Il faut généralement 10 ans pour qu’un polype passe d’inoffensif à cancéreux. Une étude de 2023 a montré que si une personne subit une coloscopie normale, la probabilité qu’elle développe un cancer colorectal sur 10 ans est extrêmement faible.
“Je pense que c’est rassurant et confirmant ce que nous avons découvert dans les études et les directives de pratique selon lesquelles un intervalle de 10 ans chez une personne ayant subi une coloscopie d’index normale est acceptable”, a déclaré Bresalier. “Les gens s’inquiètent parfois du fait que les 10 ans sont trop longs et que nous devrions peut-être le faire plus tôt.”
Il est important de noter que les chercheurs n’ont suivi que le moment où les participants à l’étude subissaient des coloscopies, et non le moment où ils effectuaient des tests de selles à domicile, comme les tests Cologuard et FIT.
Les analyses de selles peuvent être utiles aux personnes présentant un risque de complications liées à l’anesthésie ou à celles qui ne souhaitent pas de procédure invasive.
Fallah a déclaré que l’utilisation de tests de selles moins coûteux et non invasifs pourrait compléter un intervalle de dépistage de 15 ans pour aider à détecter un cas pour mille que son équipe estimait qu’un intervalle prolongé ne permettrait pas de détecter.
Cependant, ce n’est que lors d’une coloscopie qu’un médecin peut retirer les polypes pour prévenir le cancer colorectal. Bien que la plupart des analyses de selles et de sang actuelles soient suffisamment sensibles pour détecter un cancer, elles ne sont pas très efficaces pour détecter les polypes précancéreux.

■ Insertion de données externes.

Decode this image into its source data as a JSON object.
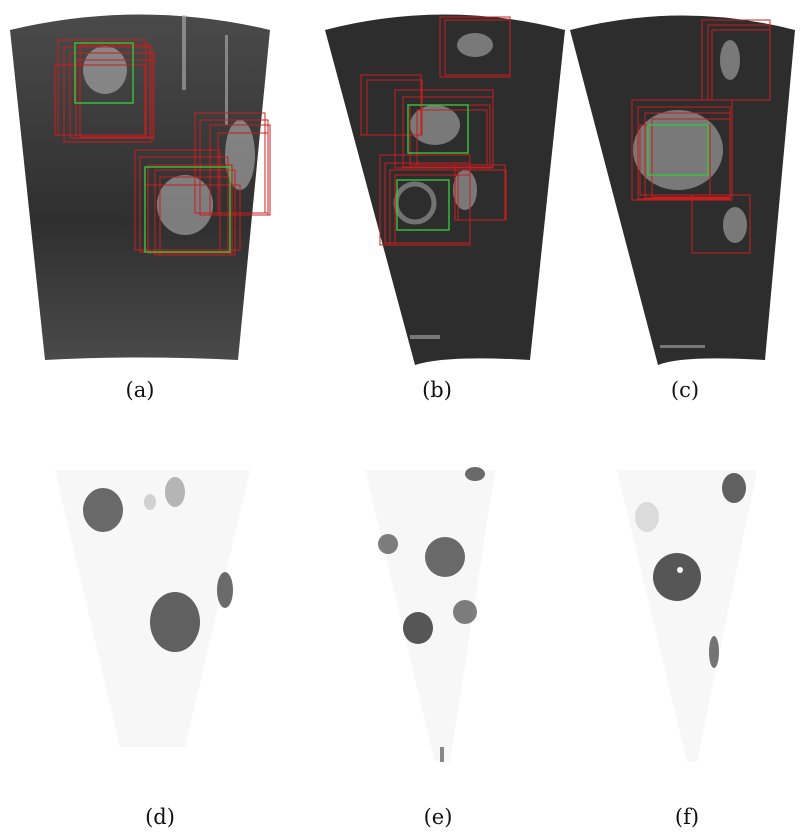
{
  "figure": {
    "panels": [
      {
        "caption": "(a)",
        "kind": "sonar-detections"
      },
      {
        "caption": "(b)",
        "kind": "sonar-detections"
      },
      {
        "caption": "(c)",
        "kind": "sonar-detections"
      },
      {
        "caption": "(d)",
        "kind": "heatmap"
      },
      {
        "caption": "(e)",
        "kind": "heatmap"
      },
      {
        "caption": "(f)",
        "kind": "heatmap"
      }
    ],
    "colors": {
      "sonar_background": "#2a2a2a",
      "candidate_box": "#c81e1e",
      "ground_truth_box": "#39c43c",
      "heatmap_low": "#ffffff",
      "heatmap_high": "#3a3a3a"
    }
  }
}
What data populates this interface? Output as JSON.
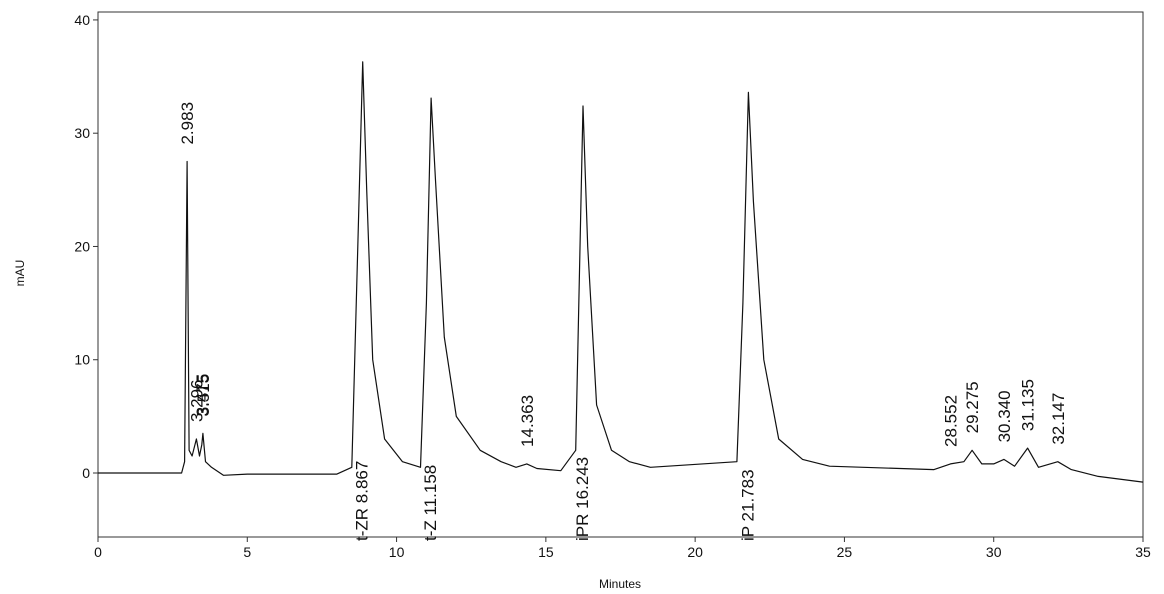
{
  "chart_data": {
    "type": "line",
    "xlabel": "Minutes",
    "ylabel": "mAU",
    "xlim": [
      0,
      35
    ],
    "ylim": [
      -5.65,
      40.7
    ],
    "xticks": [
      0,
      5,
      10,
      15,
      20,
      25,
      30,
      35
    ],
    "yticks": [
      0,
      10,
      20,
      30,
      40
    ],
    "series": [
      {
        "color": "#111111",
        "x": [
          0,
          2.8,
          2.9,
          2.983,
          3.05,
          3.15,
          3.296,
          3.4,
          3.475,
          3.515,
          3.6,
          3.8,
          4.2,
          5,
          8.0,
          8.5,
          8.7,
          8.867,
          9.0,
          9.2,
          9.6,
          10.2,
          10.8,
          11.0,
          11.158,
          11.3,
          11.6,
          12.0,
          12.8,
          13.5,
          14.0,
          14.363,
          14.7,
          15.5,
          16.0,
          16.243,
          16.4,
          16.7,
          17.2,
          17.8,
          18.5,
          21.4,
          21.6,
          21.783,
          21.95,
          22.3,
          22.8,
          23.6,
          24.5,
          28,
          28.552,
          29.0,
          29.275,
          29.6,
          30.0,
          30.34,
          30.7,
          31.135,
          31.5,
          32.147,
          32.6,
          33.5,
          35
        ],
        "values": [
          0,
          0,
          1,
          27.5,
          2,
          1.5,
          3,
          1.5,
          2.5,
          3.5,
          1,
          0.5,
          -0.2,
          -0.1,
          -0.1,
          0.5,
          20,
          36.3,
          25,
          10,
          3,
          1,
          0.5,
          15,
          33.1,
          26,
          12,
          5,
          2,
          1,
          0.5,
          0.8,
          0.4,
          0.2,
          2,
          32.4,
          20,
          6,
          2,
          1,
          0.5,
          1,
          15,
          33.6,
          24,
          10,
          3,
          1.2,
          0.6,
          0.3,
          0.8,
          1,
          2,
          0.8,
          0.8,
          1.2,
          0.6,
          2.2,
          0.5,
          1,
          0.3,
          -0.3,
          -0.8
        ]
      }
    ],
    "peak_labels": [
      {
        "x": 2.983,
        "text": "2.983"
      },
      {
        "x": 3.296,
        "text": "3.296"
      },
      {
        "x": 3.475,
        "text": "3.475"
      },
      {
        "x": 3.515,
        "text": "3.515"
      },
      {
        "x": 14.363,
        "text": "14.363"
      },
      {
        "x": 28.552,
        "text": "28.552"
      },
      {
        "x": 29.275,
        "text": "29.275"
      },
      {
        "x": 30.34,
        "text": "30.340"
      },
      {
        "x": 31.135,
        "text": "31.135"
      },
      {
        "x": 32.147,
        "text": "32.147"
      }
    ],
    "compound_labels": [
      {
        "x": 8.867,
        "text": "t-ZR  8.867"
      },
      {
        "x": 11.158,
        "text": "t-Z  11.158"
      },
      {
        "x": 16.243,
        "text": "iPR  16.243"
      },
      {
        "x": 21.783,
        "text": "iP  21.783"
      }
    ]
  }
}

En outre, Cologuard, un test populaire basé sur les selles aux États-Unis, présente un taux de faux positifs pouvant atteindre 13 %.Un résultat positif d’un test fécal peut conduire à des tomodensitogrammes et à d’autres tests coûteux qui pourraient nécessiter plus de ressources qu’une coloscopie initiale, a déclaré Bresalier.
“Mieux vaut faire n’importe quoi que ne rien faire”, a déclaré Bresalier. « La question est : quel est votre degré de tolérance à l’égard d’un test qui ne détectera pas tous les cancers et tous les polypes ?

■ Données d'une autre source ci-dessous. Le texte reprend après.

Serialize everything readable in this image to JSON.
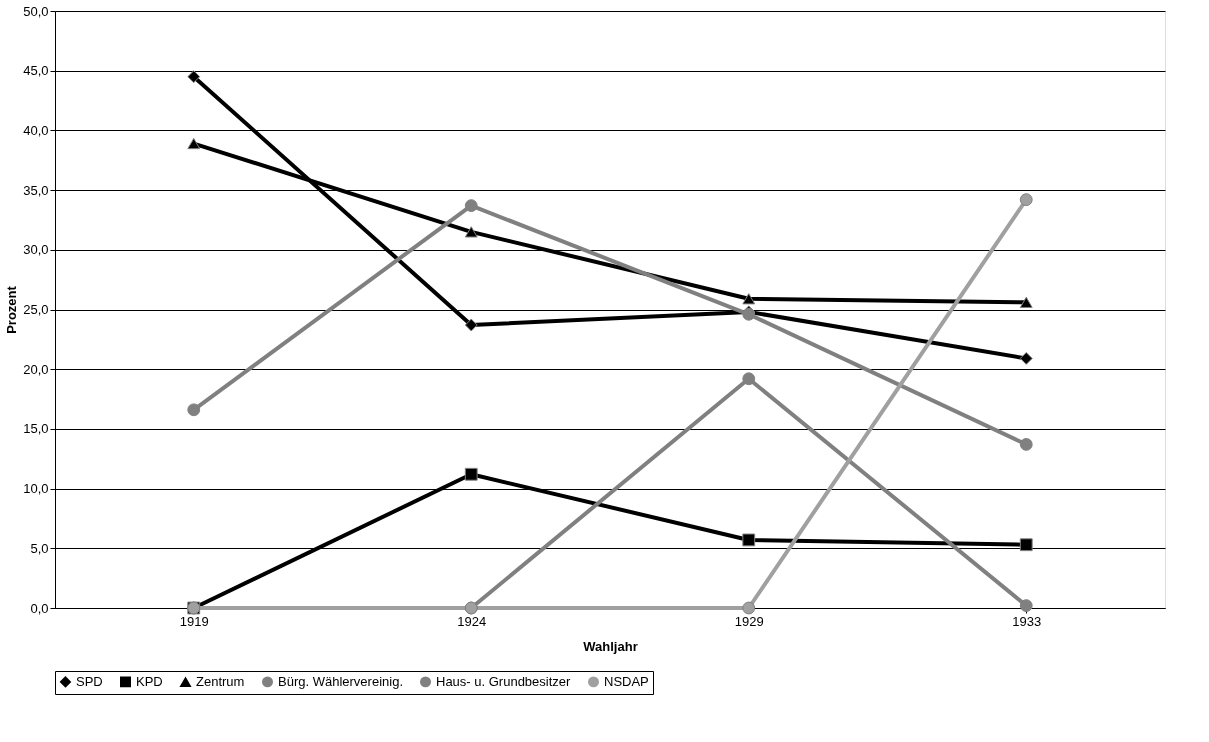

Il n’est pas exclu qu’un intervalle prolongé soit sûr ou que des tests non invasifs pourraient un jour constituer un substitut adéquat à la coloscopie, a déclaré Bresalier. Pour l’instant, cependant, la recherche n’est pas encore suffisamment solide pour modifier les directives américaines.
“Un intervalle de 15 ans peut, en fin de compte, être une chose raisonnable à faire. Mais pour le moment, nous pouvons nous sentir à l’aise avec l’intervalle de 10 ans et regarder vers l’avenir pour voir qu’un intervalle plus long pourrait être raisonnable”, a déclaré Bresalier.
Ce que cela signifie pour vous
Les personnes présentant un risque moyen de cancer colorectal devraient commencer à se faire dépister à l’âge de 45 ans. Les personnes plus jeunes qui ont des antécédents familiaux ou des antécédents de maladie inflammatoire de l’intestin peuvent subir un dépistage plus jeune.